Thanksgiving is approaching. As a child, this was not my most favorite holiday because I was a pain-in-the-ass-picky-eater and decided I didn’t like any of the traditional Thanksgiving food. As an adult, I love this holiday. It’s one of my favorite days to spend with Sean, whether alone or with company, to relax and enjoy spending time together.
Thanksgiving overseas comes with so many unique challenges. Our last overseas Thanksgiving was two years ago and we almost didn’t get our turkeys delivered in time. You know, the turkey we had ordered back in June that was “guaranteed” to arrive in time and almost didn’t? Yeah. That was not such a great week.
This year, acquiring ingredients for Thanksgiving has been easier. Tbilisi has a much better selection on the local market, and we have a glorious commissary stocked with American goodies like Oreos, cheddar cheese, tortillas, ice cream, black beans, and pumpkin pie filling. Not that I purchased all of those items for Thursday, but they are some of the highlights.
However, that doesn’t stop me from keeping with my old ways when it comes to overseas food habits. And with the holiday approaching, these habits have come into very clear focus. Here are a few of my favorites.
In Dushanbe especially, the selection of products on the local economy was very unstable. Something would be available one day and gone the next. It was common practice to buy as much as you could of your favorite products when you saw them. I once drove halfway across town during my lunch break to buy fresh asparagus. It was pretty intense.
Here, it’s a little less critical, but it doesn’t stop me from stocking up. Someone told me in passing that sweet potatoes are not always readily available. I took that to heart, and every time I went to the grocery store I bought as many as I could carry.
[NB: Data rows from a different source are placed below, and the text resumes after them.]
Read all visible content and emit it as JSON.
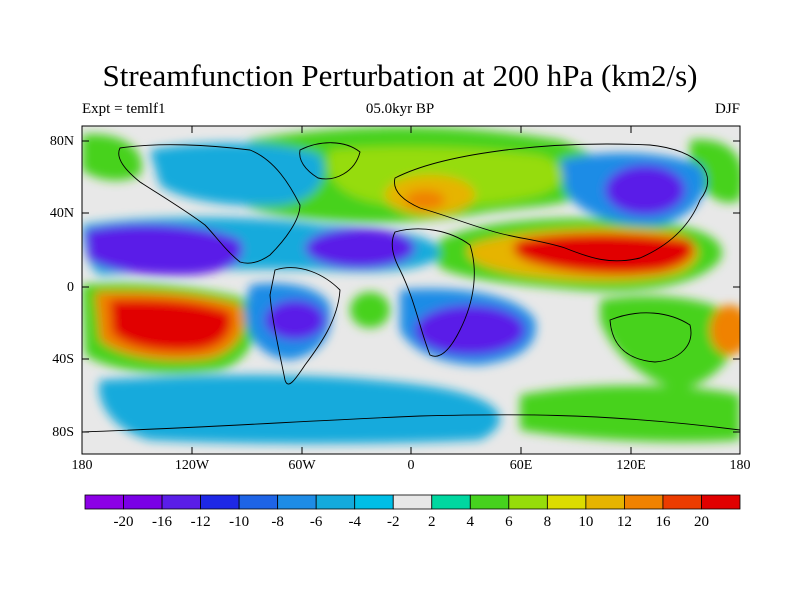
{
  "title": "Streamfunction Perturbation at 200 hPa (km2/s)",
  "left_string": "Expt = temlf1",
  "center_string": "05.0kyr BP",
  "right_string": "DJF",
  "lat_labels": [
    "80N",
    "40N",
    "0",
    "40S",
    "80S"
  ],
  "lon_labels": [
    "180",
    "120W",
    "60W",
    "0",
    "60E",
    "120E",
    "180"
  ],
  "colorbar": {
    "labels": [
      "-20",
      "-16",
      "-12",
      "-10",
      "-8",
      "-6",
      "-4",
      "-2",
      "2",
      "4",
      "6",
      "8",
      "10",
      "12",
      "16",
      "20"
    ],
    "colors": [
      "#8c00e6",
      "#7a00e6",
      "#5a1ee8",
      "#1e28e6",
      "#1e64e6",
      "#1e8ce6",
      "#14aadc",
      "#00bee6",
      "#e8e8e8",
      "#00d7a0",
      "#46d21e",
      "#96dc0a",
      "#dcdc00",
      "#e6b400",
      "#f08200",
      "#ec3c00",
      "#e10000"
    ]
  }
}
The result is more than a little ridiculous.
Yes, this is really how they are stored. I had them in a box for a while but they started sprouting. And yes, I’ve since stopped buying 7-10 each time I go shopping.
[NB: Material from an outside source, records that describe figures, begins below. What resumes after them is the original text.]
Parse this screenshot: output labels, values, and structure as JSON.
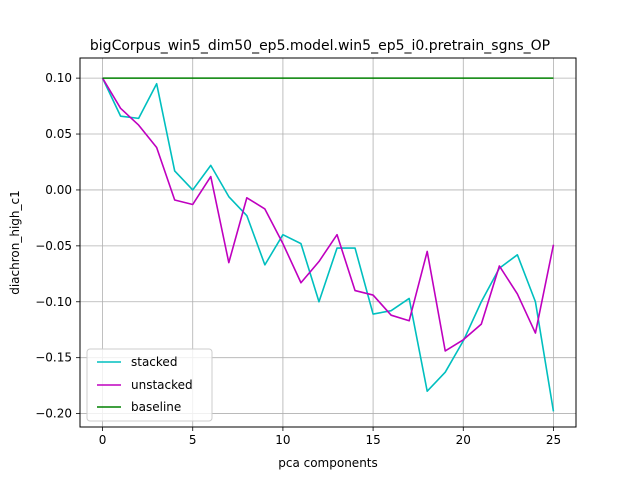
{
  "chart_data": {
    "type": "line",
    "title": "bigCorpus_win5_dim50_ep5.model.win5_ep5_i0.pretrain_sgns_OP",
    "xlabel": "pca components",
    "ylabel": "diachron_high_c1",
    "xlim": [
      -1.25,
      26.25
    ],
    "ylim": [
      -0.212,
      0.118
    ],
    "xticks": [
      0,
      5,
      10,
      15,
      20,
      25
    ],
    "yticks": [
      0.1,
      0.05,
      0.0,
      -0.05,
      -0.1,
      -0.15,
      -0.2
    ],
    "ytick_labels": [
      "0.10",
      "0.05",
      "0.00",
      "−0.05",
      "−0.10",
      "−0.15",
      "−0.20"
    ],
    "grid": true,
    "legend_position": "lower-left",
    "x": [
      0,
      1,
      2,
      3,
      4,
      5,
      6,
      7,
      8,
      9,
      10,
      11,
      12,
      13,
      14,
      15,
      16,
      17,
      18,
      19,
      20,
      21,
      22,
      23,
      24,
      25
    ],
    "series": [
      {
        "name": "stacked",
        "color": "#00bfbf",
        "values": [
          0.1,
          0.066,
          0.064,
          0.095,
          0.017,
          0.0,
          0.022,
          -0.006,
          -0.023,
          -0.067,
          -0.04,
          -0.048,
          -0.1,
          -0.052,
          -0.052,
          -0.111,
          -0.108,
          -0.097,
          -0.18,
          -0.163,
          -0.135,
          -0.1,
          -0.07,
          -0.058,
          -0.1,
          -0.198
        ]
      },
      {
        "name": "unstacked",
        "color": "#bf00bf",
        "values": [
          0.1,
          0.073,
          0.058,
          0.038,
          -0.009,
          -0.013,
          0.012,
          -0.065,
          -0.007,
          -0.017,
          -0.048,
          -0.083,
          -0.064,
          -0.04,
          -0.09,
          -0.094,
          -0.112,
          -0.117,
          -0.055,
          -0.144,
          -0.134,
          -0.12,
          -0.068,
          -0.093,
          -0.128,
          -0.049
        ]
      },
      {
        "name": "baseline",
        "color": "#008000",
        "values": [
          0.1,
          0.1,
          0.1,
          0.1,
          0.1,
          0.1,
          0.1,
          0.1,
          0.1,
          0.1,
          0.1,
          0.1,
          0.1,
          0.1,
          0.1,
          0.1,
          0.1,
          0.1,
          0.1,
          0.1,
          0.1,
          0.1,
          0.1,
          0.1,
          0.1,
          0.1
        ]
      }
    ]
  }
}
Making Things From Scratch
My latest conquest is peeling and dicing two butternut squash without 1) seriously damaging myself or others, and 2) getting frustrated and throwing it against a wall. The last time I tried to cut up my own butternut squash was probably 2013 and the end result was me splashing hot soup all over myself and the counter while screaming “THAT’S IT! WE ARE GOING OUT FOR PIZZA!”
Since that fateful day I’ve only ever bought pre-cut and frozen butternut squash. Until yesterday. My longing for butternut squash soup outweighed my disdain for dealing with the raw vegetable, so I put on my big girl pants and peeled and diced the damn things.
When finished, I triumphantly sent Sean the following text:
I also regularly make my own almond milk, riced cauliflower, and don’t even get me started on my canning adventures. None of this is necessary at home.
Mail Ordering Ingredients
One weird thing I don’t often see in Tbilisi is lemon or lime juice. I don’t know why, and I may just be looking in all the wrong places. We didn’t pack a lot in our consumables, I don’t feel like constantly squeezing fresh lemons or limes because that’s a pain, so I resorted to ordering some off Amazon. Thankfully, we have the DPO and liquids aren’t as restricted to make that possible. I’ve also ordered maple syrup, gravy mix (because I just CAN’T GET IT RIGHT FROM SCRATCH OK?!), almond milk coffee creamer, pepperoni, pine nuts, and brownie mix. Even I know this is odd behavior.
There are probably more weird food tendencies I’ve developed when it comes to cooking and managing my pantry overseas, but these are probably the funniest.
Don’t ever take American grocery stores for granted guys, they really are magical.
2 thoughts on “Weird Food Habits”
Seriously, your Aunt Cindy had to teach me how to make gravy. I was well into adulthood at the time. Happy Thanksgiving from Wisconsin.